Eberle remarked, "I always enjoy working at the very edge of the planet." You never know what you'll find, but you can be sure it will be something fresh.

According to study co-author and director of the University of Alaska Museum of the North Patrick Druckenmiller, those tiny fossils are opening up a new window for research into prehistoric Alaska.

"Northern Alaska was home to an ecosystem unlike any on Earth today, 73 million years ago," he added. It was a polar forest full with birds, tiny animals, and dinosaurs. These creatures were created to survive in a highly seasonal environment with icy winters, snow, and up to four months of total winter darkness.

traveling north

It's not always simple to go to the extremities of the Earth.

The fossils were discovered by the researchers, who also included paleontologists from Florida State University and the University of Alaska Fairbanks, in sediments along the banks of the Colville River, which is located close to the Beaufort Sea on Alaska's northern shore. The crew flies by bush aircraft or snowmobile to the location, which is a portion of the so-called Prince Creek Formation, from Deadhorse, Alaska, a distance of around 75 miles.

Gregory Erickson, a co-author of the study from Florida State University, stated that the research his team is doing is exposing a "Lost world" of species that have adapted to the Arctic. In the presence of extreme seasonal climatic swings, Prince Creek acts as a natural test of these animals' physiology and behavior.

The new study also included co-authors from the University of California, Berkeley, including the late William Clemens.

The only animal fossils still found in the area are a few teeth and bits of jaws, unlike dinosaurs from the same era that left behind massive bones. The crew gathers soil from the riverbanks in buckets in order to retrieve these priceless specimens. The muck is washed away in the lab, and the remaining material is sorted under a microscope.

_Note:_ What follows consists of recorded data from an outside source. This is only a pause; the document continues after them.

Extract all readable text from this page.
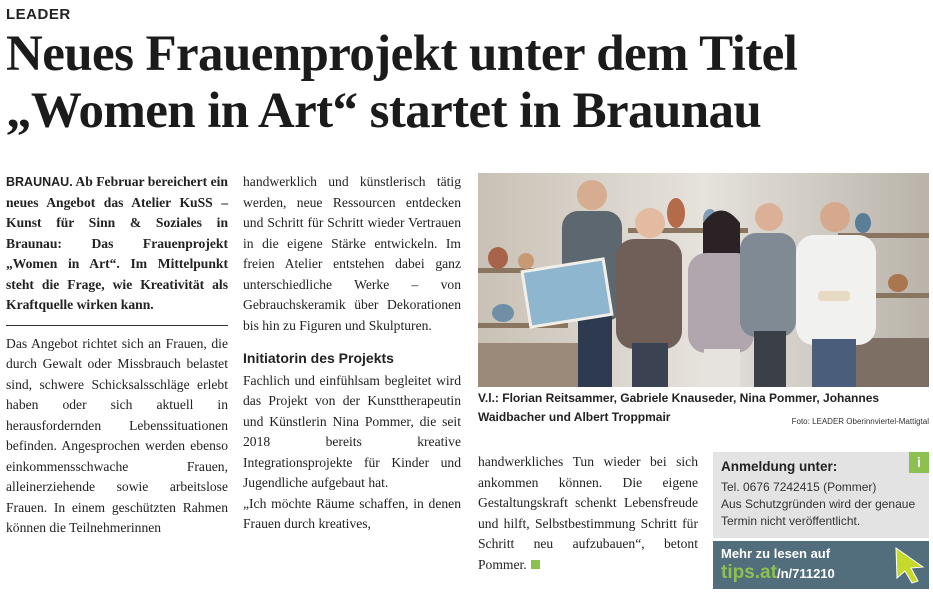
LEADER
Neues Frauenprojekt unter dem Titel
„Women in Art“ startet in Braunau

BRAUNAU. Ab Februar bereichert ein neues Angebot das Atelier KuSS – Kunst für Sinn & Soziales in Braunau: Das Frauenprojekt „Women in Art“. Im Mittelpunkt steht die Frage, wie Kreativität als Kraftquelle wirken kann.

Das Angebot richtet sich an Frauen, die durch Gewalt oder Missbrauch belastet sind, schwere Schicksalsschläge erlebt haben oder sich aktuell in herausfordernden Lebenssituationen befinden. Angesprochen werden ebenso einkommensschwache Frauen, alleinerziehende sowie arbeitslose Frauen. In einem geschützten Rahmen können die Teilnehmerinnen

handwerklich und künstlerisch tätig werden, neue Ressourcen entdecken und Schritt für Schritt wieder Vertrauen in die eigene Stärke entwickeln. Im freien Atelier entstehen dabei ganz unterschiedliche Werke – von Gebrauchskeramik über Dekorationen bis hin zu Figuren und Skulpturen.

Initiatorin des Projekts

Fachlich und einfühlsam begleitet wird das Projekt von der Kunsttherapeutin und Künstlerin Nina Pommer, die seit 2018 bereits kreative Integrationsprojekte für Kinder und Jugendliche aufgebaut hat.

„Ich möchte Räume schaffen, in denen Frauen durch kreatives,

V.l.: Florian Reitsammer, Gabriele Knauseder, Nina Pommer, Johannes Waidbacher und Albert Troppmair	Foto: LEADER Oberinnviertel-Mattigtal

handwerkliches Tun wieder bei sich ankommen können. Die eigene Gestaltungskraft schenkt Lebensfreude und hilft, Selbstbestimmung Schritt für Schritt neu aufzubauen“, betont Pommer.

i
Anmeldung unter:
Tel. 0676 7242415 (Pommer)
Aus Schutzgründen wird der genaue Termin nicht veröffentlicht.
Mehr zu lesen auf
tips.at/n/711210
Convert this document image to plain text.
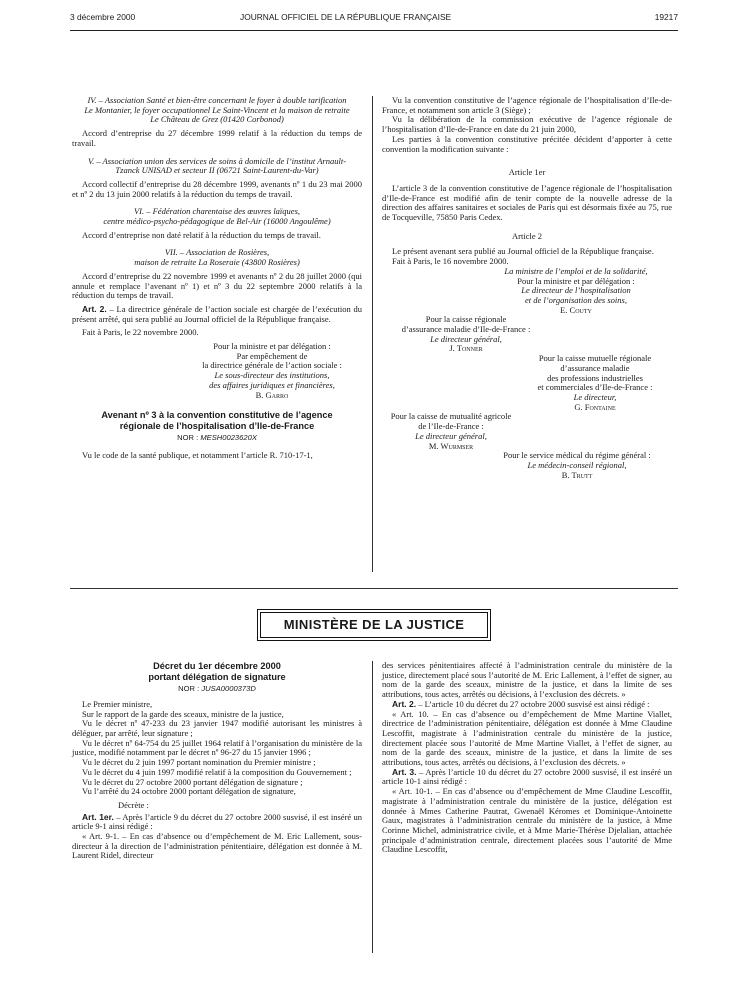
3 décembre 2000	JOURNAL OFFICIEL DE LA RÉPUBLIQUE FRANÇAISE	19217

IV. – Association Santé et bien-être concernant le foyer à double tarification Le Montanier, le foyer occupationnel Le Saint-Vincent et la maison de retraite Le Château de Grez (01420 Corbonod)

Accord d’entreprise du 27 décembre 1999 relatif à la réduction du temps de travail.

V. – Association union des services de soins à domicile de l’institut Arnault-Tzanck UNISAD et secteur II (06721 Saint-Laurent-du-Var)

Accord collectif d’entreprise du 28 décembre 1999, avenants nº 1 du 23 mai 2000 et nº 2 du 13 juin 2000 relatifs à la réduction du temps de travail.

VI. – Fédération charentaise des œuvres laïques,

centre médico-psycho-pédagogique de Bel-Air (16000 Angoulême)

Accord d’entreprise non daté relatif à la réduction du temps de travail.

VII. – Association de Rosières,

maison de retraite La Roseraie (43800 Rosières)

Accord d’entreprise du 22 novembre 1999 et avenants nº 2 du 28 juillet 2000 (qui annule et remplace l’avenant nº 1) et nº 3 du 22 septembre 2000 relatifs à la réduction du temps de travail.

Art. 2. – La directrice générale de l’action sociale est chargée de l’exécution du présent arrêté, qui sera publié au Journal officiel de la République française.

Fait à Paris, le 22 novembre 2000.

Pour la ministre et par délégation :

Par empêchement de

la directrice générale de l’action sociale :

Le sous-directeur des institutions,

des affaires juridiques et financières,

B. Garro

Avenant nº 3 à la convention constitutive de l’agence

régionale de l’hospitalisation d’Ile-de-France

NOR : MESH0023620X

Vu le code de la santé publique, et notamment l’article R. 710-17-1,

Vu la convention constitutive de l’agence régionale de l’hospitalisation d’Ile-de-France, et notamment son article 3 (Siège) ;

Vu la délibération de la commission exécutive de l’agence régionale de l’hospitalisation d’Ile-de-France en date du 21 juin 2000,

Les parties à la convention constitutive précitée décident d’apporter à cette convention la modification suivante :

Article 1er

L’article 3 de la convention constitutive de l’agence régionale de l’hospitalisation d’Ile-de-France est modifié afin de tenir compte de la nouvelle adresse de la direction des affaires sanitaires et sociales de Paris qui est désormais fixée au 75, rue de Tocqueville, 75850 Paris Cedex.

Article 2

Le présent avenant sera publié au Journal officiel de la République française.

Fait à Paris, le 16 novembre 2000.

La ministre de l’emploi et de la solidarité,

Pour la ministre et par délégation :

Le directeur de l’hospitalisation

et de l’organisation des soins,

E. Couty

Pour la caisse régionale

d’assurance maladie d’Ile-de-France :

Le directeur général,

J. Tonner

Pour la caisse mutuelle régionale

d’assurance maladie

des professions industrielles

et commerciales d’Ile-de-France :

Le directeur,

G. Fontaine

Pour la caisse de mutualité agricole

de l’Ile-de-France :

Le directeur général,

M. Wurmser

Pour le service médical du régime général :

Le médecin-conseil régional,

B. Trutt

MINISTÈRE DE LA JUSTICE

Décret du 1er décembre 2000

portant délégation de signature

NOR : JUSA0000373D

Le Premier ministre,

Sur le rapport de la garde des sceaux, ministre de la justice,

Vu le décret nº 47-233 du 23 janvier 1947 modifié autorisant les ministres à déléguer, par arrêté, leur signature ;

Vu le décret nº 64-754 du 25 juillet 1964 relatif à l’organisation du ministère de la justice, modifié notamment par le décret nº 96-27 du 15 janvier 1996 ;

Vu le décret du 2 juin 1997 portant nomination du Premier ministre ;

Vu le décret du 4 juin 1997 modifié relatif à la composition du Gouvernement ;

Vu le décret du 27 octobre 2000 portant délégation de signature ;

Vu l’arrêté du 24 octobre 2000 portant délégation de signature,

Décrète :

Art. 1er. – Après l’article 9 du décret du 27 octobre 2000 susvisé, il est inséré un article 9-1 ainsi rédigé :

« Art. 9-1. – En cas d’absence ou d’empêchement de M. Eric Lallement, sous-directeur à la direction de l’administration pénitentiaire, délégation est donnée à M. Laurent Ridel, directeur

des services pénitentiaires affecté à l’administration centrale du ministère de la justice, directement placé sous l’autorité de M. Eric Lallement, à l’effet de signer, au nom de la garde des sceaux, ministre de la justice, et dans la limite de ses attributions, tous actes, arrêtés ou décisions, à l’exclusion des décrets. »

Art. 2. – L’article 10 du décret du 27 octobre 2000 susvisé est ainsi rédigé :

« Art. 10. – En cas d’absence ou d’empêchement de Mme Martine Viallet, directrice de l’administration pénitentiaire, délégation est donnée à Mme Claudine Lescoffit, magistrate à l’administration centrale du ministère de la justice, directement placée sous l’autorité de Mme Martine Viallet, à l’effet de signer, au nom de la garde des sceaux, ministre de la justice, et dans la limite de ses attributions, tous actes, arrêtés ou décisions, à l’exclusion des décrets. »

Art. 3. – Après l’article 10 du décret du 27 octobre 2000 susvisé, il est inséré un article 10-1 ainsi rédigé :

« Art. 10-1. – En cas d’absence ou d’empêchement de Mme Claudine Lescoffit, magistrate à l’administration centrale du ministère de la justice, délégation est donnée à Mmes Catherine Pautrat, Gwenaël Kéromes et Dominique-Antoinette Gaux, magistrates à l’administration centrale du ministère de la justice, à Mme Corinne Michel, administratrice civile, et à Mme Marie-Thérèse Djelalian, attachée principale d’administration centrale, directement placées sous l’autorité de Mme Claudine Lescoffit,
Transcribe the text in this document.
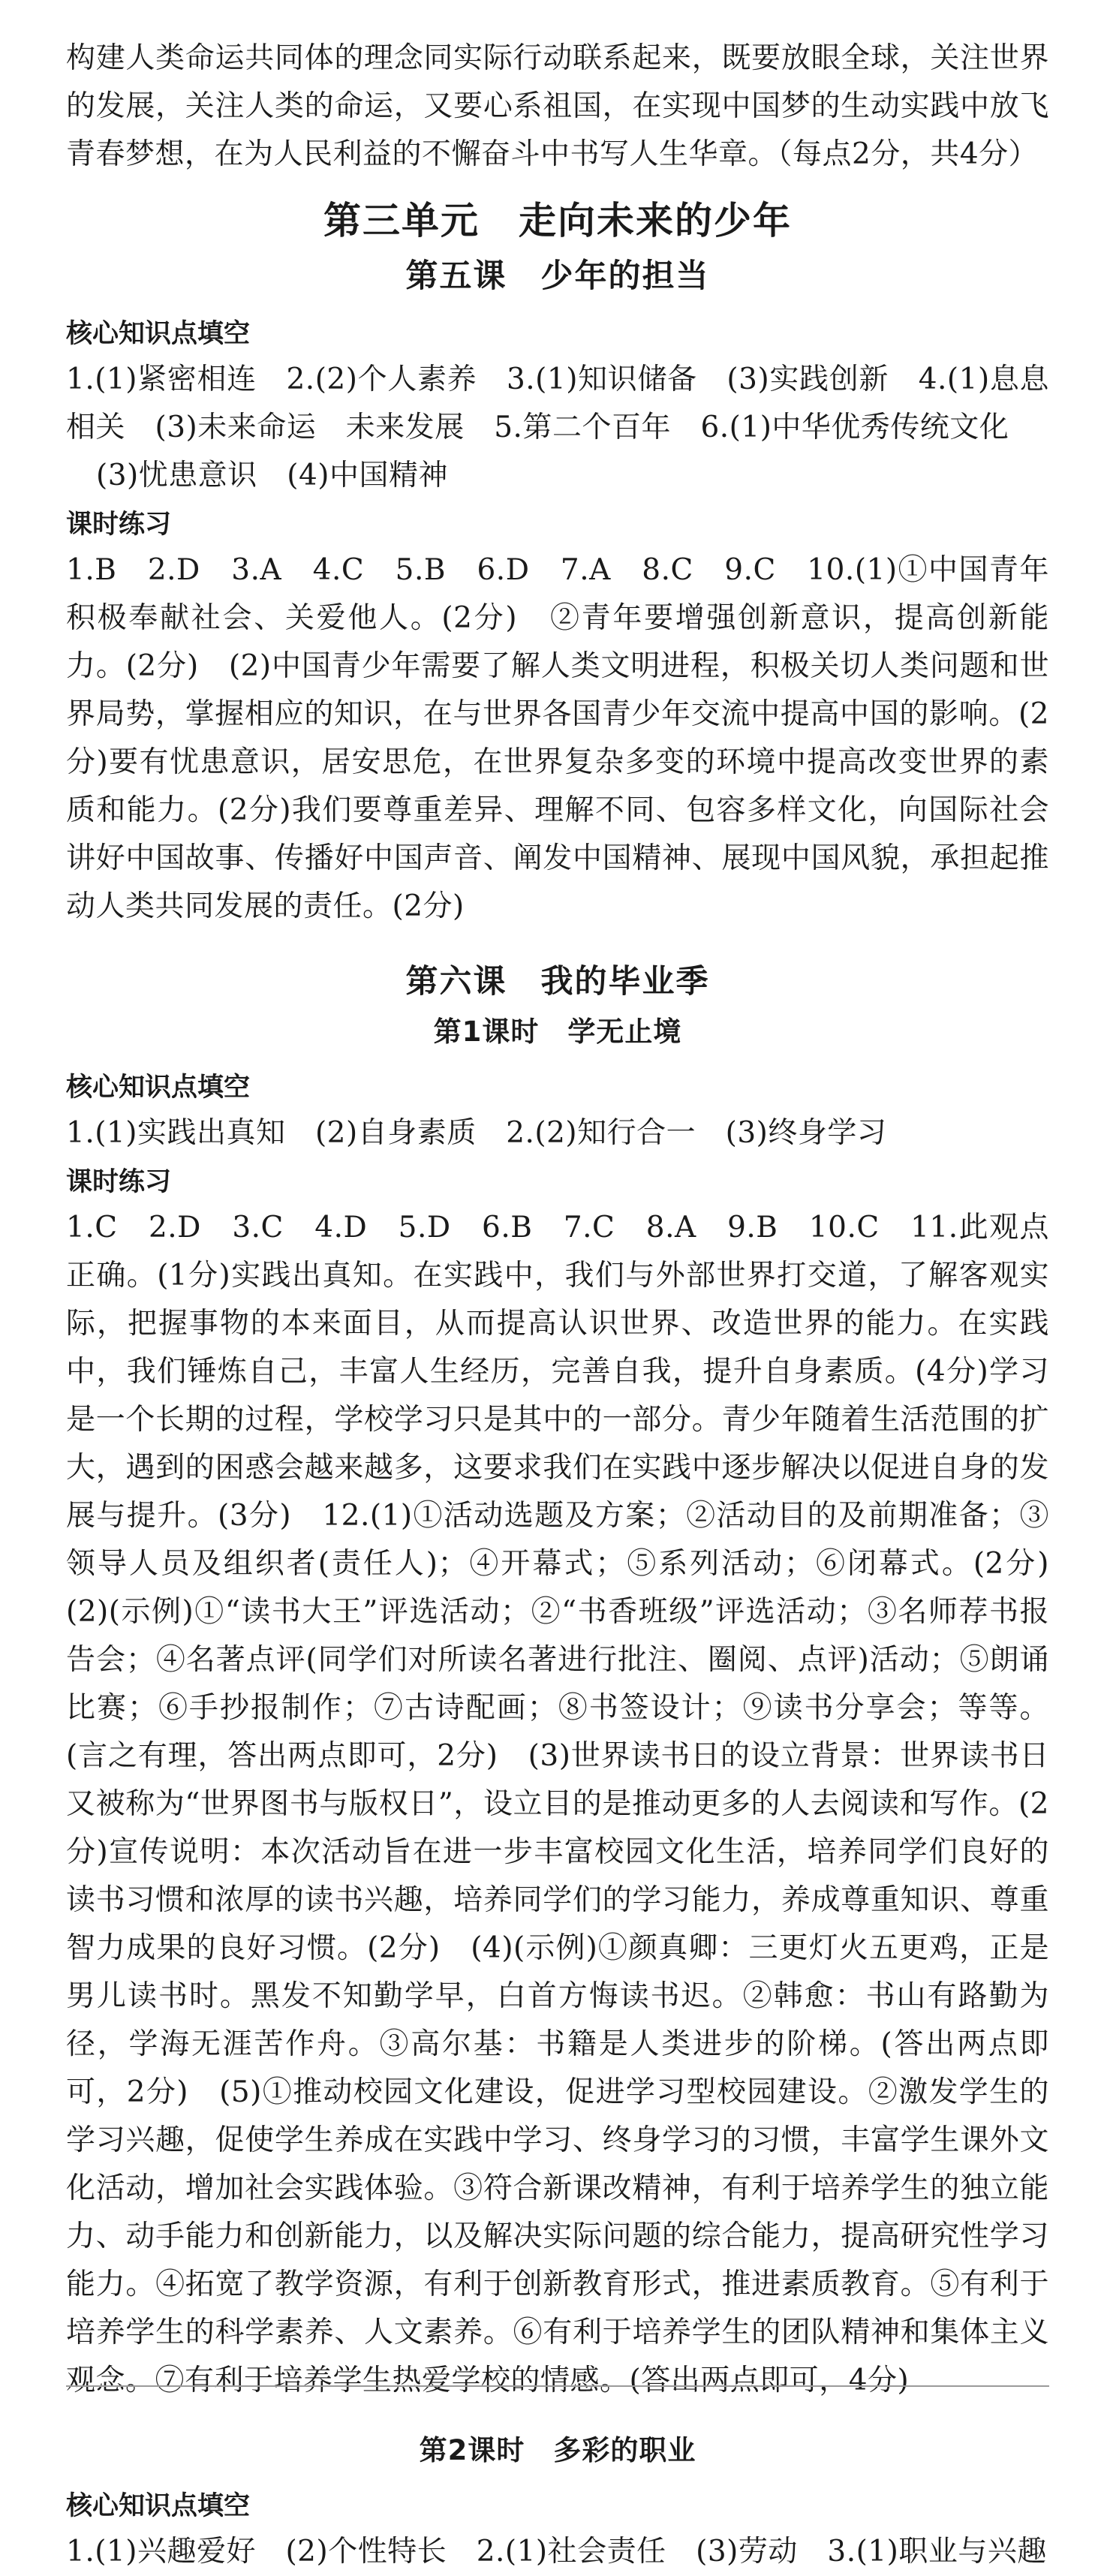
构建人类命运共同体的理念同实际行动联系起来，既要放眼全球，关注世界的发展，关注人类的命运，又要心系祖国，在实现中国梦的生动实践中放飞青春梦想，在为人民利益的不懈奋斗中书写人生华章。（每点2分，共4分）

第三单元　走向未来的少年
第五课　少年的担当
核心知识点填空

1.(1)紧密相连　2.(2)个人素养　3.(1)知识储备　(3)实践创新　4.(1)息息相关　(3)未来命运　未来发展　5.第二个百年　6.(1)中华优秀传统文化

(3)忧患意识　(4)中国精神

课时练习

1.B　2.D　3.A　4.C　5.B　6.D　7.A　8.C　9.C　10.(1)①中国青年积极奉献社会、关爱他人。(2分)　②青年要增强创新意识，提高创新能力。(2分)　(2)中国青少年需要了解人类文明进程，积极关切人类问题和世界局势，掌握相应的知识，在与世界各国青少年交流中提高中国的影响。(2分)要有忧患意识，居安思危，在世界复杂多变的环境中提高改变世界的素质和能力。(2分)我们要尊重差异、理解不同、包容多样文化，向国际社会讲好中国故事、传播好中国声音、阐发中国精神、展现中国风貌，承担起推动人类共同发展的责任。(2分)

第六课　我的毕业季
第1课时　学无止境
核心知识点填空

1.(1)实践出真知　(2)自身素质　2.(2)知行合一　(3)终身学习

课时练习

1.C　2.D　3.C　4.D　5.D　6.B　7.C　8.A　9.B　10.C　11.此观点正确。(1分)实践出真知。在实践中，我们与外部世界打交道，了解客观实际，把握事物的本来面目，从而提高认识世界、改造世界的能力。在实践中，我们锤炼自己，丰富人生经历，完善自我，提升自身素质。(4分)学习是一个长期的过程，学校学习只是其中的一部分。青少年随着生活范围的扩大，遇到的困惑会越来越多，这要求我们在实践中逐步解决以促进自身的发展与提升。(3分)　12.(1)①活动选题及方案；②活动目的及前期准备；③领导人员及组织者(责任人)；④开幕式；⑤系列活动；⑥闭幕式。(2分)　(2)(示例)①“读书大王”评选活动；②“书香班级”评选活动；③名师荐书报告会；④名著点评(同学们对所读名著进行批注、圈阅、点评)活动；⑤朗诵比赛；⑥手抄报制作；⑦古诗配画；⑧书签设计；⑨读书分享会；等等。(言之有理，答出两点即可，2分)　(3)世界读书日的设立背景：世界读书日又被称为“世界图书与版权日”，设立目的是推动更多的人去阅读和写作。(2分)宣传说明：本次活动旨在进一步丰富校园文化生活，培养同学们良好的读书习惯和浓厚的读书兴趣，培养同学们的学习能力，养成尊重知识、尊重智力成果的良好习惯。(2分)　(4)(示例)①颜真卿：三更灯火五更鸡，正是男儿读书时。黑发不知勤学早，白首方悔读书迟。②韩愈：书山有路勤为径，学海无涯苦作舟。③高尔基：书籍是人类进步的阶梯。(答出两点即可，2分)　(5)①推动校园文化建设，促进学习型校园建设。②激发学生的学习兴趣，促使学生养成在实践中学习、终身学习的习惯，丰富学生课外文化活动，增加社会实践体验。③符合新课改精神，有利于培养学生的独立能力、动手能力和创新能力，以及解决实际问题的综合能力，提高研究性学习能力。④拓宽了教学资源，有利于创新教育形式，推进素质教育。⑤有利于培养学生的科学素养、人文素养。⑥有利于培养学生的团队精神和集体主义观念。⑦有利于培养学生热爱学校的情感。(答出两点即可，4分)

第2课时　多彩的职业
核心知识点填空

1.(1)兴趣爱好　(2)个性特长　2.(1)社会责任　(3)劳动　3.(1)职业与兴趣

Eberle remarked, "You look under the microscope and see this perfect little tooth." It is really little.

Protection underneath

Those adorable tiny teeth of the ice mouse have given rise to a charming little enigma.

At higher latitudes and in colder climates, species of several families of mammals on Earth tend to become larger. It appears that the ice mouse and its related species follow the opposite tendency. Paleontologists have discovered closely similar species that were three to five times bigger than Sikuomys mikros and lived thousands of kilometres to the south.

Eberle speculates that the ice mouse's diminutive size was a result of its lack of food during Alaska's winter months.

Today, shrews exhibit a similar behavior, she observed. "The theory is that if you're really small, your energy and food requirements are lower."

It's possible that Sikuomys Mikros spent the chilly months underground in Alaska. In the end, living underground may have benefited creatures like the ice mouse. The severe circumstances that followed the meteorite smash that wiped off the dinosaurs 66 million years ago may have been more hospitable to burrowing animals.